Anyone interested in the 2008 Presidential race should become familiar with Ray Fair's economic voting models. (There are others like it, pretty similar.) They predict US Presidential popular-vote outcomes using a small number of structural variables (incumbency, # terms in office, party-affiliation, war) and economic variables (inflation, GDP growth). What's sobering is that Fair's model predicts the 23 elections since 1916 quite well -- with no attention given to all the things that we politicos care about (fund-raising, coalition-building, recruiting, framing, values, character, issues, policies, GOTV, networking, rapid-response, message, etc.). Except in very close elections (such as 2000) it leaves little to human choice, except strategizing on Electoral College votes. In the 2004 election, his model predicted Bush would win 54.6% of the vote, and the actual outcome was 51.2%. So Dems did better than predicted, but not good enough.
Good news: for 2008, given current economic forecasts, the prediction is that Democrats will win 53.4% (of the two-party vote) -- no matter which candidate we select! And even if Bush's policies and popularity weren't abysmal.
The die is cast for the structural variables on incumbency and party ID, giving Republicans only 46.61% (as voters "throw the bastards out"), so all that's left is economics:
REPUBLICAN VOTE = 46.61 % + .680*GROWTH - .657*INFLATION + 1.075*GOODNEWS
As of January, Dept of Commerce forecasts for GROWTH, INFLATION, and GOODNEWS were 1.8%, 3.6%, and 1, respectively. ("GOODNEWS" is just economics: how many quarters of growth were above an annualized rate of 3.2% during the four years of the President's term). These largely cancel each other out, so the current prediction is 46.6% for any Republican to 53.4% for any Democrat.

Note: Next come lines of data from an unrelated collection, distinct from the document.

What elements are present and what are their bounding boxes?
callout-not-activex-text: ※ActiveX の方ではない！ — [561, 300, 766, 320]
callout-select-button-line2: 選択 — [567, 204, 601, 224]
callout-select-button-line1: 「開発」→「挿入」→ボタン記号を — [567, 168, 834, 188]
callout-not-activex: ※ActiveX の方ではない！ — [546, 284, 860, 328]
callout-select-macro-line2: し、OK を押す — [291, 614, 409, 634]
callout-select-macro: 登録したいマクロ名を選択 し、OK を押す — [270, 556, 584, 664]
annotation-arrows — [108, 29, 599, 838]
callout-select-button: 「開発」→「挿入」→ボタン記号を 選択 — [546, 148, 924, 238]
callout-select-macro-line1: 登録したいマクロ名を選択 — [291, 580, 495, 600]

The main index to Ray Fair's model (including a link to run your own predictions based on expected inflation and GDP growth) is here: http://fairmodel.econ.yale.edu/...
Of interest: in the cliff-hanger 2000 election, Fair's model predicted 49.6% for Gore (as incumbent-party); the actual popular vote was 50.3%. Pretty close. (1992's model was 4.3% off, in part because Ross Perot took 19%, much of it from Bush Sr., skewing the results.)
Here are the variables used:
* VOTE = Incumbent share of the two-party presidential vote. It is predicted by:
* PARTY = 1 if there is a Democratic incumbent at the time of the election and -1 if there is a Republican incumbent.
* PERSON = 1 if the incumbent is running for election and 0 otherwise.
* DURATION = 0 if the incumbent party has been in power for one term, 1 if the incumbent party has been in power for two consecutive terms, 1.25 if the incumbent party has been in power for three consecutive terms, 1.50 for four consecutive terms, and so on.
* WAR = 1 for the elections of 1920, 1944, and 1948 and 0 otherwise.
* GROWTH = growth rate of real per capita GDP in the first three quarters of the election year (annual rate).
* INFLATION = absolute value of the growth rate of the GDP deflator in the first 15 quarters of the administration (annual rate) except for 1920, 1944, and 1948, where the values are zero.
* GOODNEWS = number of quarters in the first 15 quarters of the administration in which the growth rate of real per capita GDP is greater than 3.2 percent at an annual rate except for 1920, 1944, and 1948, where the values are zero.
* CONSTANT = baseline starting point, roughly 47%.
One way of interpreting this is that "structure supercedes framing": whatever the pros and cons of any given candidate these can be highlighted, ignored, or framed any number of different ways, but the structural variables are paramount.
The exceptions for 1920, 1944, and 1948 raise some doubts about the model (and some fears if Bush manages to expand the current wars). I am instinctively quite opposed to predictive, quantitative approaches to politics, except for behavior which is (a) very similar across time and/or place, and (b) repeated many times. Presidential voting may be one such exception. At the very least, structure is worth being aware of as a backdrop.
To the extent the models are accurate, for rational politicos who want a Democrat to win back the White House, the fear of "electibility" of any given candidate (within reason) in the Primary Election may be exaggerated. The Party's emphasis should be on Electoral College strategizing for the General Election. Ohio, Ohio, Ohio, with 20 EC votes. (And keeping the other Great Lakes states, MN, WI, MI, with 37 EC votes total). PA with 21. Florida with 27, which we can win especially if they repeal felon-voting laws in time and Dems launch a voter-reg drive. Others, too, of course (incl. NV, NM, CO, IA, VA), but these stand out.
(Bloggers' license: the qualitative poll below includes Clark, Gore and Vilsack as possible candidates, and excludes dark-horses Kucinich and Gravel.)